It feels contrary to the spirit of this program to write a "reflection" on it. I had to confess to Stuart Brown that for long stretches of my life his short definition of play — "pleasurable, apparently purposeless activity" — would have made me nervous. I'm a good American — purposeful in all things. Age and parenting are lightening me up.
Stuart Brown, for his own part, says he spent too many years as a workaholic doctor; and he came to his fascination with play after observing play-deprivation in the lives of homicidal young men he had been given to study. These days, he gives himself three or four hours a day of "rogue tennis," reading, frolicking with his grandchildren. For work, he promotes better science on how play enriches us and nourishes human spirit and character. He believes this has implications for how we should structure our schools, workplaces, and family lives.
I am surprised, and eventually convinced, by the amazing list of virtues Stuart Brown associates with play across the span of our lives, drawing on a rich universe of play study in humans and intelligent social animals. (By the way, stop right here for a smile by looking at amazing pictures of animals quite obviously delighting in play.) It is established, Stuart Brown insists, that an actively playful life establishes the earliest sense of self; sustains trust; provides increased enthusiasm for effectiveness in learning; prevents violence; invigorates the body; lessens the consequences of stress; contributes directly to the capacity to approach and solve complex life problems; and rewards and directs the living of life in accord with innate talents.
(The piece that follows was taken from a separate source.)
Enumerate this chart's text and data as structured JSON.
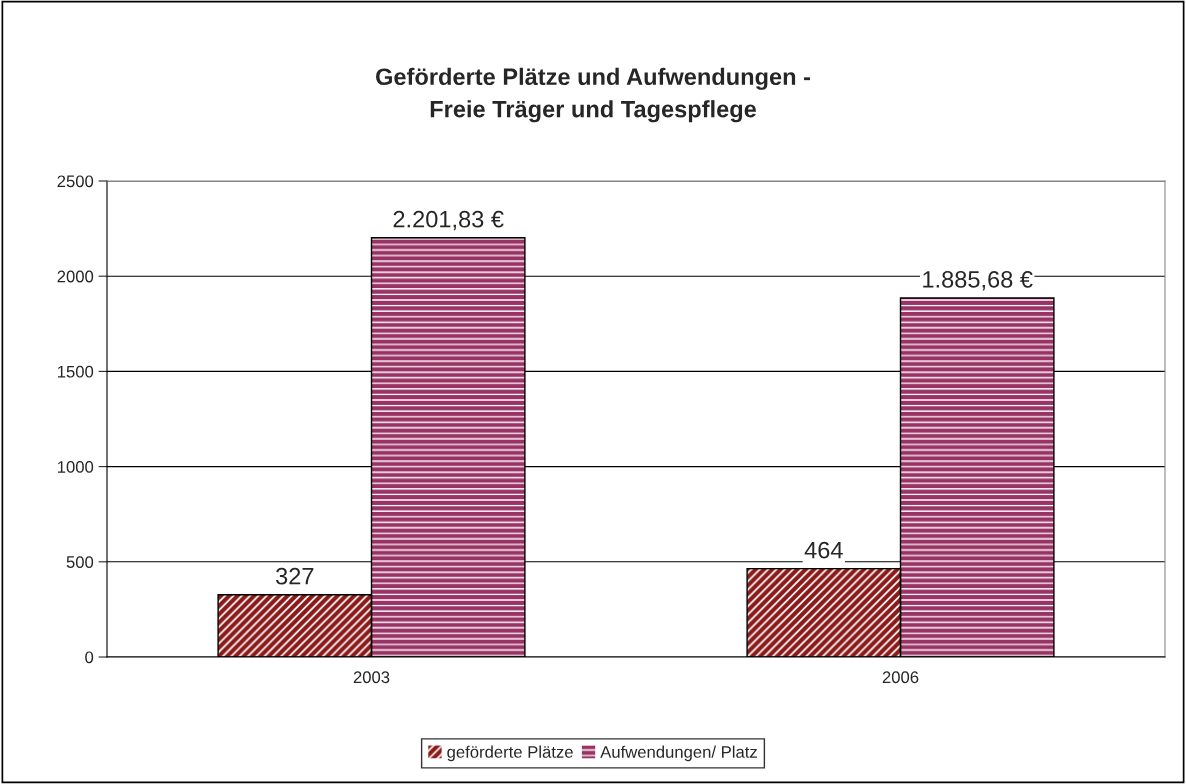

But that all sounds so serious. Stuart Brown punctuates his scientific insights with an endearing, raucous laugh. And the effect of this conversation, and all the evocative sound and music our producer Mitch Hanley layers in, is to coax us to enjoy enjoying. Stuart Brown even assures me that the rough and tumble play that my son engages in is teaching him empathy and boundaries and trust. He encourages me not to be a "helicopter mother," touching down and interrupting when no one is being hurt. Here is the clincher: none of the murderers he studied had ever engaged in normal rough and tumble play. I let him rest his case.
I love this analogy Stuart Brown makes — after all his study of the science of play in intelligent social animals as well as human beings. At one end of the play spectrum in animals, there are labrador retrievers; at the other, there are wolves. Human beings act like labs in childhood and wolves in adulthood. But all we are learning about the human brain and body suggest that we are in fact hard-wired to learn and grow, by way of play and pleasure, across our life span.
How to rediscover play if you've let it slide, I ask? Move your body, Stuart Brown says. Dig up your memories of what brought you pleasure as a child. Take cues from "the experts" — the children in your life today. Do what makes you happy, and what transports you beyond a sense of the clock, your schedule, that deadline — beyond time. And remember, he says, to the accomplished wolves and workaholic perfectionists among us, that while the idea of learning to play might be daunting, it's not rocket science. We know how to play, in good and deep and life-giving places inside us, just by virtue of being human.